La tesi non regge. La Sezione ribadisce che l’incompetenza relativa ricorre anche quando l’atto promana da un’amministrazione diversa, purché questa non sia del tutto estranea al settore. Il difetto assoluto di attribuzione si configura solo se l’atto concerne una materia completamente avulsa dalla sfera di interessi dell’ente. La Regione non è estranea alla materia ambientale: l’art. 244 le impone la comunicazione del superamento dei livelli di contaminazione, l’art. 250 la annovera tra gli enti incaricati della bonifica d’ufficio e l’art. 251 le affida l’anagrafe dei siti. Il decreto di convalida trova dunque base nell’art. 21-nonies, comma 2, l. n. 241/1990, il che rende irrilevante la questione di legittimità costituzionale della norma regionale, comunque manifestamente infondata.

Quanto all’ufficio comune, la Corte osserva che, a prescindere dalla collocazione fisica, l’art. 28-quater, comma 3, l.r. n. 25/1998 imputa oggettivamente e soggettivamente gli atti alla provincia territorialmente competente: non vi è quindi elusione del riparto statale. É infondata anche la doglianza sul mancato coinvolgimento del Comune, poiché la comunicazione di avvio è stata inviata dopo lo svolgimento delle indagini istruttorie.

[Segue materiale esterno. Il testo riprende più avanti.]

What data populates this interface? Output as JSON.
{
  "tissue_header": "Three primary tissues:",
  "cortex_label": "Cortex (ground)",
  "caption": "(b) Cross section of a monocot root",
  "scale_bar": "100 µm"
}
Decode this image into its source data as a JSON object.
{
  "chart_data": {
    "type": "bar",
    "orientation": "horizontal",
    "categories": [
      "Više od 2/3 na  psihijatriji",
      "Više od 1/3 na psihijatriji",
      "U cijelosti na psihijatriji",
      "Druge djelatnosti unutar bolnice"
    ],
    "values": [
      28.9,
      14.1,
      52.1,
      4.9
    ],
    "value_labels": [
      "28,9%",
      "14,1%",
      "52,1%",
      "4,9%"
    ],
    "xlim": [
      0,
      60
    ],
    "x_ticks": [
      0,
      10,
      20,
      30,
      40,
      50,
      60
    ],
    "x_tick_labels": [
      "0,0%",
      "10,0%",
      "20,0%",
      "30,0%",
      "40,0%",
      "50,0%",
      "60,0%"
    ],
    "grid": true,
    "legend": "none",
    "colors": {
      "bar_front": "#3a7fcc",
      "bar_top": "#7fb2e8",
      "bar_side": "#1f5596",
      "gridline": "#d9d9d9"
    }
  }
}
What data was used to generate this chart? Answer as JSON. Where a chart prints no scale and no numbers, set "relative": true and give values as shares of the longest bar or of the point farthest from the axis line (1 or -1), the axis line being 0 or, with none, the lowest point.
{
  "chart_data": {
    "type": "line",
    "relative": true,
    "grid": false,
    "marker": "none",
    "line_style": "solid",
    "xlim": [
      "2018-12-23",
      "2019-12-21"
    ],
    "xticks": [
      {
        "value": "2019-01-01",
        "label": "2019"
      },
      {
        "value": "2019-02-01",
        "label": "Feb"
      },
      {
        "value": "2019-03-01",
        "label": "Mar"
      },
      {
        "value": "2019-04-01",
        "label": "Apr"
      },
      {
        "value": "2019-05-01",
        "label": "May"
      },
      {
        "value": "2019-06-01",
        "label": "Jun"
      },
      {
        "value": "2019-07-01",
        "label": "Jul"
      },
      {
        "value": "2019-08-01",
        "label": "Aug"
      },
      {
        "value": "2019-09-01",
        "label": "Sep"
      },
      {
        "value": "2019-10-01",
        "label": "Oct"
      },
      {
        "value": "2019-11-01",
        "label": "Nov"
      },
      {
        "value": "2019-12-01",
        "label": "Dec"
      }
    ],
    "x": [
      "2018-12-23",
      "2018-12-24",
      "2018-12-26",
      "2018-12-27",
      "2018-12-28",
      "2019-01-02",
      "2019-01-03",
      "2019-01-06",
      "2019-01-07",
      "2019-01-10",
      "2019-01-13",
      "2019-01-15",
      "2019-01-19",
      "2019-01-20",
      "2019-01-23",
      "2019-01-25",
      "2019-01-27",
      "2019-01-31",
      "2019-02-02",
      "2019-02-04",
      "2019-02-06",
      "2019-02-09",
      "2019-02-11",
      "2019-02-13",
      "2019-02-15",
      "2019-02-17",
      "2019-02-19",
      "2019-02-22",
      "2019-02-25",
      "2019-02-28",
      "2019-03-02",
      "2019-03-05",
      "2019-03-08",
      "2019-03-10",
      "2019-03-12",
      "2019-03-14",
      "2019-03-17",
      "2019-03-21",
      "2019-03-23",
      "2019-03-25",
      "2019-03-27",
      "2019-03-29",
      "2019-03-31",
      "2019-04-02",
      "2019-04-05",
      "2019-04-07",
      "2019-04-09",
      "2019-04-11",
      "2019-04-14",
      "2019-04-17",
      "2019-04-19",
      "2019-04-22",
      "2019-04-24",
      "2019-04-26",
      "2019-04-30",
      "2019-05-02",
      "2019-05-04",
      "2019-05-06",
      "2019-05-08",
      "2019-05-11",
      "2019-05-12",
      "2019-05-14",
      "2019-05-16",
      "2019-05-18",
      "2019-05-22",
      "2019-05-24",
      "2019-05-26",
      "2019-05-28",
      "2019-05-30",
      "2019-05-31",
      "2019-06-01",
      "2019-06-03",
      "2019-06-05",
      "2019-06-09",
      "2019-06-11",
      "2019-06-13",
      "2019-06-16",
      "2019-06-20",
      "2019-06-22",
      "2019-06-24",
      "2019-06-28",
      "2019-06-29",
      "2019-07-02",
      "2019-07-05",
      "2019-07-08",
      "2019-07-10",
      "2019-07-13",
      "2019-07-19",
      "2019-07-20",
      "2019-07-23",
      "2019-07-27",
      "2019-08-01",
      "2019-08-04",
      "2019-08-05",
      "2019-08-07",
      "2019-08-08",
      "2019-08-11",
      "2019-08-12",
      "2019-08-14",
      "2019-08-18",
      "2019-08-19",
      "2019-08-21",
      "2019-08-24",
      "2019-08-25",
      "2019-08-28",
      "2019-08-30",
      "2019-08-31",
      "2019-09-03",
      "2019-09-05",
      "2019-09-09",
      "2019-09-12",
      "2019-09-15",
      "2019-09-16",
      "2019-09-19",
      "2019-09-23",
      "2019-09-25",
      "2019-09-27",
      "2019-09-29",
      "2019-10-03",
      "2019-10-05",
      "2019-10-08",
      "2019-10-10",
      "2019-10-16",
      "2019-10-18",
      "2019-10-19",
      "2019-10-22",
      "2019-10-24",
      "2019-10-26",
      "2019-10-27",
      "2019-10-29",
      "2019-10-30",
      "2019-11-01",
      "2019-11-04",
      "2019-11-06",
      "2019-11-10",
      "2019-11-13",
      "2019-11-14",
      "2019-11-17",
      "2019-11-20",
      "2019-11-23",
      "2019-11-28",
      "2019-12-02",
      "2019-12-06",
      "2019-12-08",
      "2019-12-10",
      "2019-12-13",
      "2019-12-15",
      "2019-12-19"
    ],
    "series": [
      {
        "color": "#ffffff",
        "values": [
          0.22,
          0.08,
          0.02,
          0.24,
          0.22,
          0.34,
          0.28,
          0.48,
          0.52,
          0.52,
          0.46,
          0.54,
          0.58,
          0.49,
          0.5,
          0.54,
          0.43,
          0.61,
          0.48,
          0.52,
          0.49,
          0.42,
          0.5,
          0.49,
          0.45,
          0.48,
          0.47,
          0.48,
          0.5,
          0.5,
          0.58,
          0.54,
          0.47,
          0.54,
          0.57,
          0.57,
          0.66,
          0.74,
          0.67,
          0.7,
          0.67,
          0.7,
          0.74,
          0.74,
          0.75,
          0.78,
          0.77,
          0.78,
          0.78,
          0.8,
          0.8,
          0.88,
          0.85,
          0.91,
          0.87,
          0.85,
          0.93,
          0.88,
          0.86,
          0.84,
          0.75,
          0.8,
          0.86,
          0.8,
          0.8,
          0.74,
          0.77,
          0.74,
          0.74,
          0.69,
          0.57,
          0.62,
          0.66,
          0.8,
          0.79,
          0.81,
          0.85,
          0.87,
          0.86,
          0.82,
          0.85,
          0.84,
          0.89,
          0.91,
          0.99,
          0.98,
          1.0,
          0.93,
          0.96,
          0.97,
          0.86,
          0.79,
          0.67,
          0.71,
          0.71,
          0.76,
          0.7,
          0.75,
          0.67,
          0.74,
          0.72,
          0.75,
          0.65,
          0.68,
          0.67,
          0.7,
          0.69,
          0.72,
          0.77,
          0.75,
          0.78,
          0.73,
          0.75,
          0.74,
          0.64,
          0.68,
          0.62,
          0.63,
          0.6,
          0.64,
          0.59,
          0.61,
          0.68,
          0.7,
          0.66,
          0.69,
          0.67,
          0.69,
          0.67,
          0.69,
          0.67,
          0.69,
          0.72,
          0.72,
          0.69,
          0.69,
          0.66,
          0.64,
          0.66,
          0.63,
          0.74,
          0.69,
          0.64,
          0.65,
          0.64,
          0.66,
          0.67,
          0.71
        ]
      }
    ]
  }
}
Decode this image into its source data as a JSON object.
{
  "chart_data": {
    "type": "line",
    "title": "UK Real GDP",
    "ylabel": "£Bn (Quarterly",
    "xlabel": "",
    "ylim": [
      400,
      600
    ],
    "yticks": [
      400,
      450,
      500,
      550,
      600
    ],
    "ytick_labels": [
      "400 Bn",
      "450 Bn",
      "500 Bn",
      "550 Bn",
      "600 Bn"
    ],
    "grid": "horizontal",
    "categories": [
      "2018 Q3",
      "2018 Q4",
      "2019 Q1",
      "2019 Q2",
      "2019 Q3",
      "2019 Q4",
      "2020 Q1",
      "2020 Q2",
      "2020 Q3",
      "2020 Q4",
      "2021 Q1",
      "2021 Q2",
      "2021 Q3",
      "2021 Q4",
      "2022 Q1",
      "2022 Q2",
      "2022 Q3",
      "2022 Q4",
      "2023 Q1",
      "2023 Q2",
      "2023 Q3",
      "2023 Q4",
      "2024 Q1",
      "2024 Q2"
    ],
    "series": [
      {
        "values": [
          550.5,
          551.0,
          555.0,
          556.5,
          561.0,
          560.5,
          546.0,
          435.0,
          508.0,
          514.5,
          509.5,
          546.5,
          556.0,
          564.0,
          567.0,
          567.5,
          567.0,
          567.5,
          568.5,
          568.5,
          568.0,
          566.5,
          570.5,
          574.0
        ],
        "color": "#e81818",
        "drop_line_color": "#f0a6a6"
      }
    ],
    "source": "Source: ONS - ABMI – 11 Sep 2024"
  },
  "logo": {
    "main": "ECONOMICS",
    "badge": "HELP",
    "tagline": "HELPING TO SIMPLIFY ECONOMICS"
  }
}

Sul piano sostanziale, la Corte conferma l’accertamento della diffusione della contaminazione da ammoniaca nella falda. Il nesso causale è provato per indizi gravi, precisi e concordanti — vicinanza dell’impianto, corrispondenza tra sostanze rinvenute e ciclo produttivo, migrazione del plume secondo il flusso di falda — secondo il parametro del “più probabile che non”. Il mancato rinvenimento a valle di altri contaminanti non è incongruo, data la diversa mobilità delle sostanze.

Infine, la Corte esclude ogni effetto liberatorio degli accordi. La responsabilità di Eni Rewind s.p.a. deriva dalla successione universale all’autrice della contaminazione storica e non è disponibile, né per contratti privati (efficaci solo inter partes ex art. 1372 cod. civ.) né per accordi amministrativi. ASI s.r.l. è responsabile per l’assunzione volontaria dell’obbligo di bonifica. La responsabilità solidale è corretta, perché le condotte hanno inscindibilmente concorso al medesimo risultato.

Nota della Redazione

Ogni decisione citata è verificata sul provvedimento originale. Quando il documento può essere legittimamente ripubblicato senza esporre dati personali, mettiamo a disposizione anche il testo integrale.